We have shown that DLBCL lymphoma cell lines (Farage, HT, OCI-LY1, OCI-LY3, OCI-LY7, SUDHL4, SUDHL5 SUDHL6, U2932) express both NM23-H1 protein and the highly related protein NM23-H2. We also demonstrated that DLBCL cell lines release significant levels of NM23-H1 into their extracellular environment but not NM23-H2. Release of NM23-H1 was highly variable between cell lines with some releasing very high levels and some releasing much lower levels. Thus, DLBCL cell lines represent appropriate models to investigate the role of high and low levels of NM23-H1 on prognosis. The DLBCL cell lines HT and OCI-LY1 where selected for further study as representative of high and low level releasers of NM23-H1, respectively. CRISPR-Cas9 knockout of NM23-H1 (KO-NM23-H1) in HT and OCI-LY1 DLBCL cells had no impact on cell growth, viability or immuno-phenotype either in normoxic or hypoxic cultures. Thus NM23-H1 appears to not be required intrinsically by DLBCL cell lines. We therefore considered that the link between higher expression and release of NM23-H1 with prognosis is mediated via tumour-host environment interactions. We used an NSG mouse model transplanted subcutaneously with 1x10⁶ CRISPR control (CTRL)-HT, CTRL-OCIL-Y1, KO-NM23-H1-HT or KO-NM23-H1-OCI-LY1 cell lines. We did not observe significant differences in tumour growth between CTRL and KO-NM23-H1 cells in the low NM23-H1 expressing OCI-LY1 DLBCL cell line. However, the high-expressing KO-NM23-H1-HT cells had significantly slower tumour progression and increased host survival when compared to CTRL-HT cells. We interpret to indicate that NM23-H1 release above a certain threshold provides a tumour growth advantage.

Reduced lymphocyte:monocyte ratios (LMR) are also associated with poor prognosis in DLBCL. To investigate a potential functional link between NM23-H1 release and monocyte behaviour we first exposed peripheral blood leucocytes to Alexa 647 labelled fluorescent recombinant-NM23-H1 and found that monocytes but not neutrophils, T-cells or B-cells bound NM23-H1. We also observed that monocyte viability and survival were elevated in serum free cultures when supplemented with rNM23-H1, an observation that might indicate that elevated circulating NM23-H1 and reduced LMR in poor prognosis DLBCL may be mechanistically linked. We next co- cultured CTRL-HT or koNM23-H1-HT in a 1:1 ratios with purified monocytes from healthy human donors. Principle component analyses of 27 cytokines simultaneously measured by luminex assays identified that IL-1β, IL-6, IL-8, MIP-1α, MIP-1β and TNF-α were elevated when monocytes were co-cultured with CTRL-HT cells compared to co-culture with koNm23-H1-HT cells. In contrast, IP-10 was found elevated in the co-culture with koNm23-H1-HT cells. These observations indicate potentially important cross talk between the malignant DLBCL cells and innate immune cells of the host. Consistent with this, IL-6 and IL-8 serum levels have been shown to be elevated in pretreatment DLBCL patients compared to control subjects and MIP-1α, IL-6, and IL-8 serum levels have a greater association with DLBCL than follicular lymphoma.

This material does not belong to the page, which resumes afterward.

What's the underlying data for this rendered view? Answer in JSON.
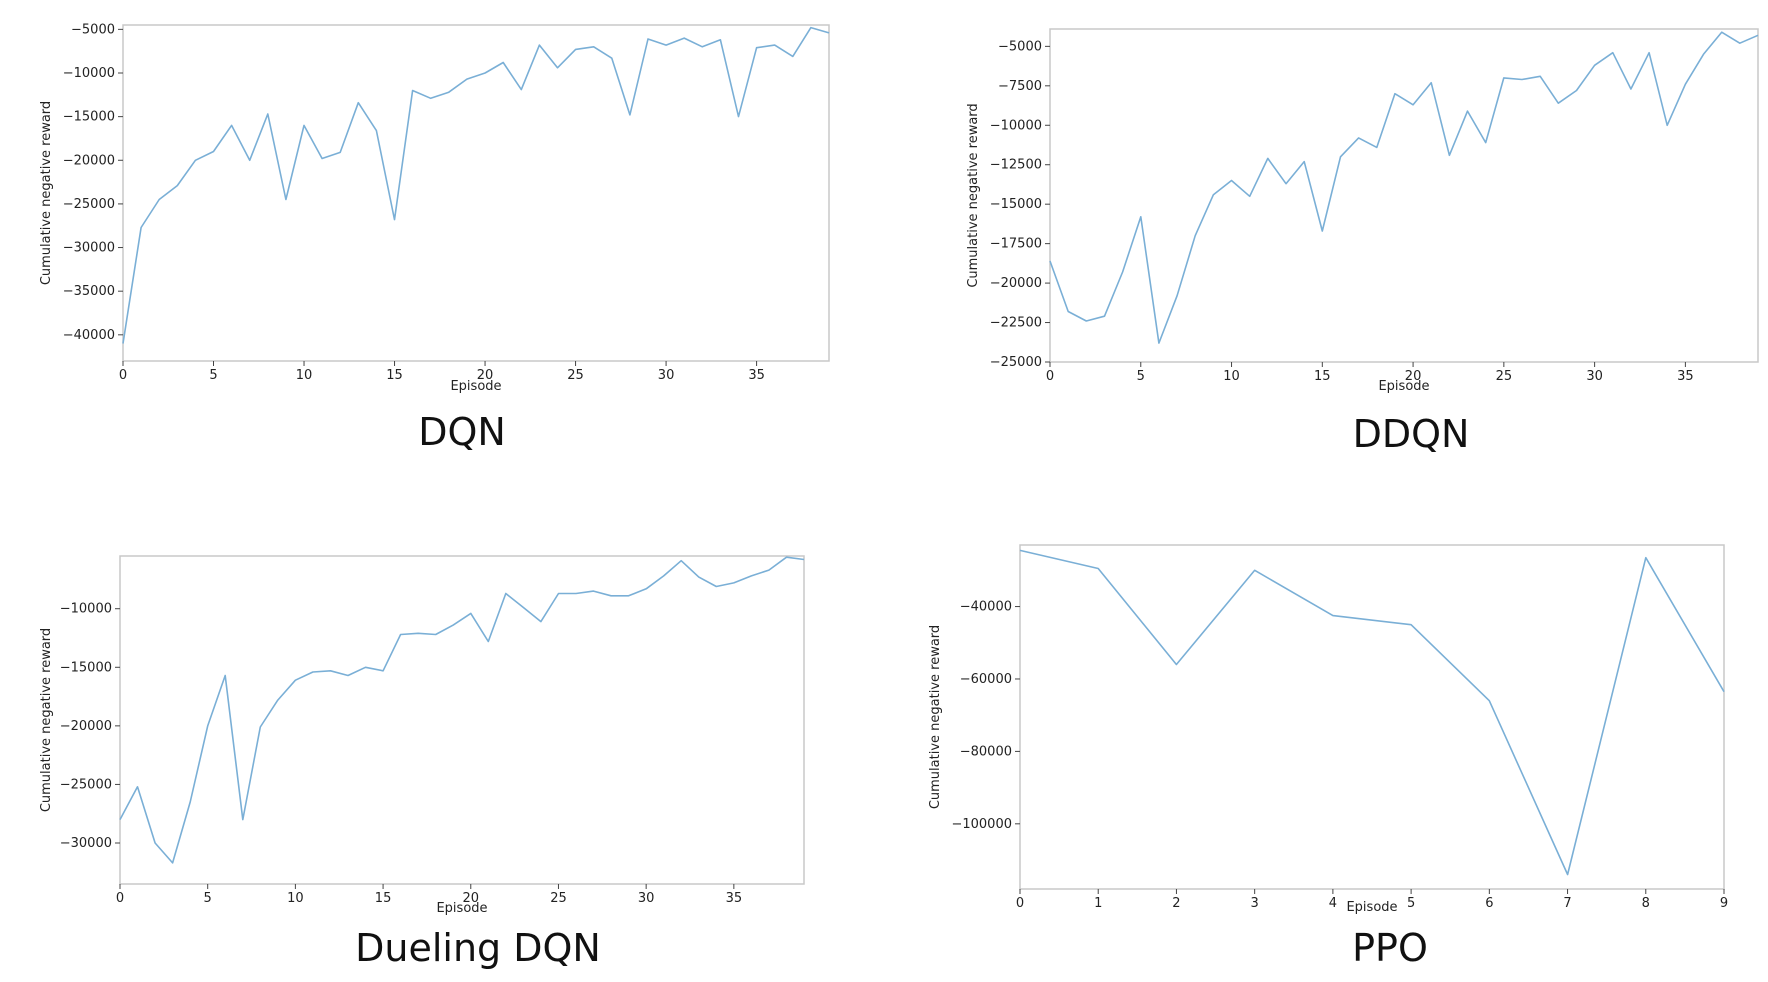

In conclusion ours is the first study to investigate potential mechanistic links between the associations of elevated NM23-H1 and poor prognosis in DLBCL and indicate a role for cross-talk between tumour cells and innate immune cells. Our data also indicate that NM23-H1 release from DLBCL cells may be a driving component in driving reduced LMRs that are also associated with poor prognosis. Whether reduced LMR and NM23-H1 release are casually related or not, the possibility that patients with both elevated monocytes and elevated circulating NM23-H1 levels are likely to represent a group with particularly poor prognosis requires urgent investigation.